I told myself this week that I was going to put myself on a budget. I honestly have never had to put myself on a budget before. However, now that I am going back to school 🙂 I have to think about clamping down on spending.
This starts w/ food…well I have to eat. And I have to eat healthy—I can’t eat Dairy, Gluten or processed sugars. So, Ramen Noodles, cheap frozen meals, pizza, etc. OUT the window if not for my health..but for my waist as well.
So, how do you eat healthy and stay on a budget?
- First: Start with what you have.
- Second: Get some books, look up recipes, get inspired
- Third: Plan of attack
- Four: Shop w/ a list and don’t get distracted
So here’s my grid of what I’ve eaten today (Sunday) until Friday of this week.

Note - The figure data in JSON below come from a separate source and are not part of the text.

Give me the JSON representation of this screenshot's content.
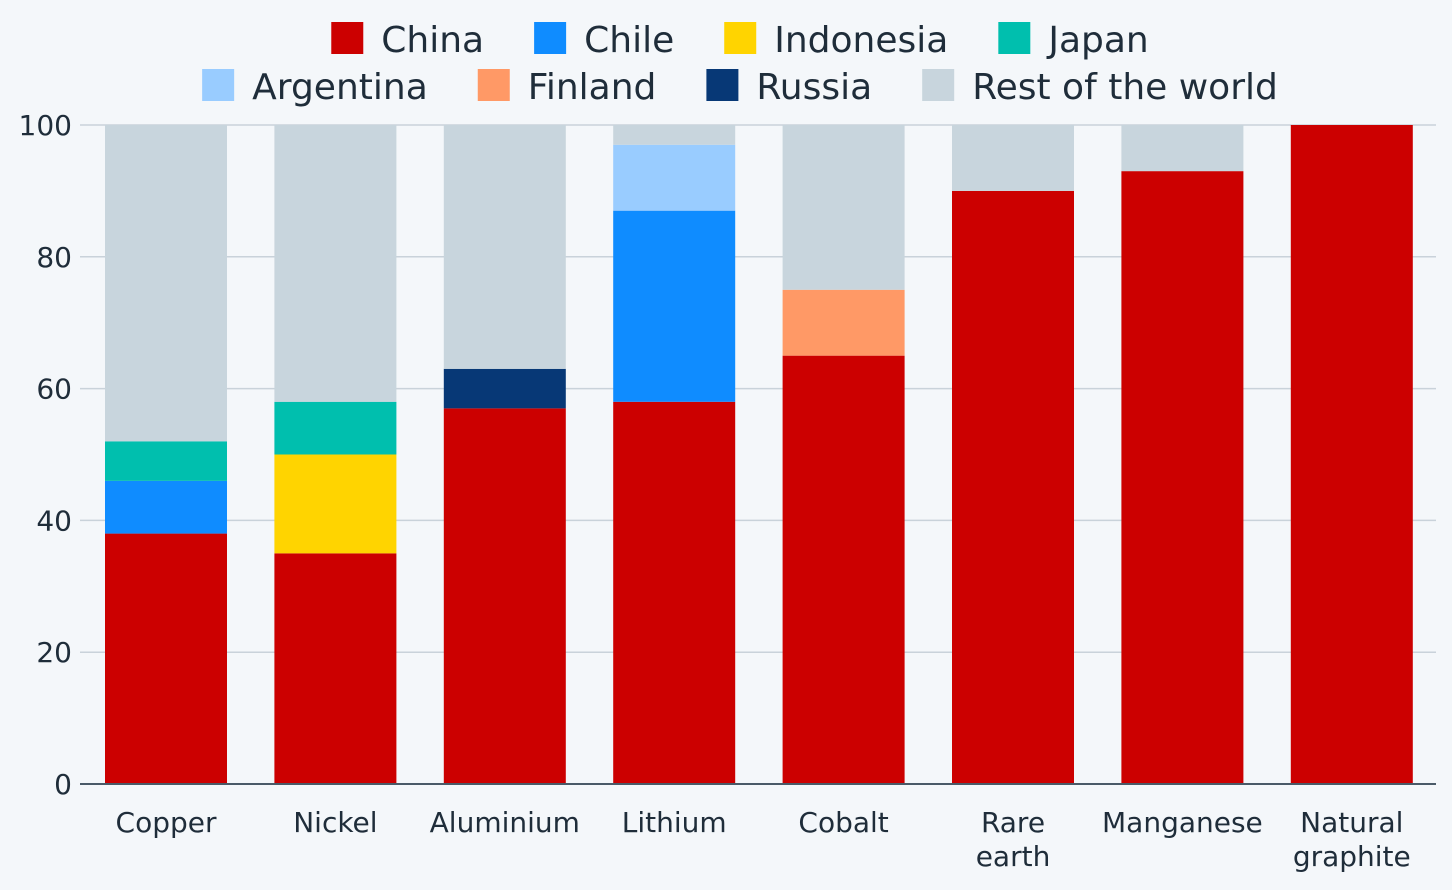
{
  "chart_data": {
    "type": "bar",
    "stacked": true,
    "categories": [
      [
        "Copper"
      ],
      [
        "Nickel"
      ],
      [
        "Aluminium"
      ],
      [
        "Lithium"
      ],
      [
        "Cobalt"
      ],
      [
        "Rare",
        "earth"
      ],
      [
        "Manganese"
      ],
      [
        "Natural",
        "graphite"
      ]
    ],
    "series": [
      {
        "name": "China",
        "color": "#cc0000",
        "values": [
          38,
          35,
          57,
          58,
          65,
          90,
          93,
          100
        ]
      },
      {
        "name": "Chile",
        "color": "#0f8cff",
        "values": [
          8,
          0,
          0,
          29,
          0,
          0,
          0,
          0
        ]
      },
      {
        "name": "Indonesia",
        "color": "#ffd400",
        "values": [
          0,
          15,
          0,
          0,
          0,
          0,
          0,
          0
        ]
      },
      {
        "name": "Japan",
        "color": "#00bfae",
        "values": [
          6,
          8,
          0,
          0,
          0,
          0,
          0,
          0
        ]
      },
      {
        "name": "Argentina",
        "color": "#99ccff",
        "values": [
          0,
          0,
          0,
          10,
          0,
          0,
          0,
          0
        ]
      },
      {
        "name": "Finland",
        "color": "#ff9966",
        "values": [
          0,
          0,
          0,
          0,
          10,
          0,
          0,
          0
        ]
      },
      {
        "name": "Russia",
        "color": "#073876",
        "values": [
          0,
          0,
          6,
          0,
          0,
          0,
          0,
          0
        ]
      },
      {
        "name": "Rest of the world",
        "color": "#c8d5dd",
        "values": [
          48,
          42,
          37,
          3,
          25,
          10,
          7,
          0
        ]
      }
    ],
    "legend_rows": [
      [
        0,
        1,
        2,
        3
      ],
      [
        4,
        5,
        6,
        7
      ]
    ],
    "legend_position": "top",
    "ylim": [
      0,
      100
    ],
    "yticks": [
      0,
      20,
      40,
      60,
      80,
      100
    ],
    "grid": true,
    "title": "",
    "xlabel": "",
    "ylabel": ""
  }
}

I have to admit, I like to cook. So I can throw things together. However, I KNOW that there are some of you who don’t have it that easy and/or don’t know where to begin.
Don’t panic here are some great sites which might help you with recipes:
- My own recipes page — has everything labelled for Dairy/Candida/Veg/Vegan/Gluten Free
- Tasty Kitchen — has gluten, dairy and sugar free tabs
- Allrecipes.com –great place to punch in the ingredients that you have and things you don’t have…then it will crank out all the recipes which you can cook with.
- Dawn @ Menu for the week is a great place to start. You even get a whole weeks worth of menus, awesome!
- FeastontheCheap — GREAT recipes broken down by cost.
- MyRecipes — another great recipe website with tons different categories
Sometimes the hardest thing is to get started. I think that the best thing to do is to do things that you know and then start venturing out. If you haven’t or have loved cooking–don’t try to out do yourself. I think that many times, especially if you’re cooking for other people, it’s more that you’re cooking for them…not about blowing their socks off.
Enjoy planning this week, your food. I love planning food. Let me tell you, I spent about 1/2 as much money this week, because I have things planned out. Not only that, but it means that I only have what I need. Which reduces over-eating and eating when I shouldn’t.
So, what are you going to plan this week?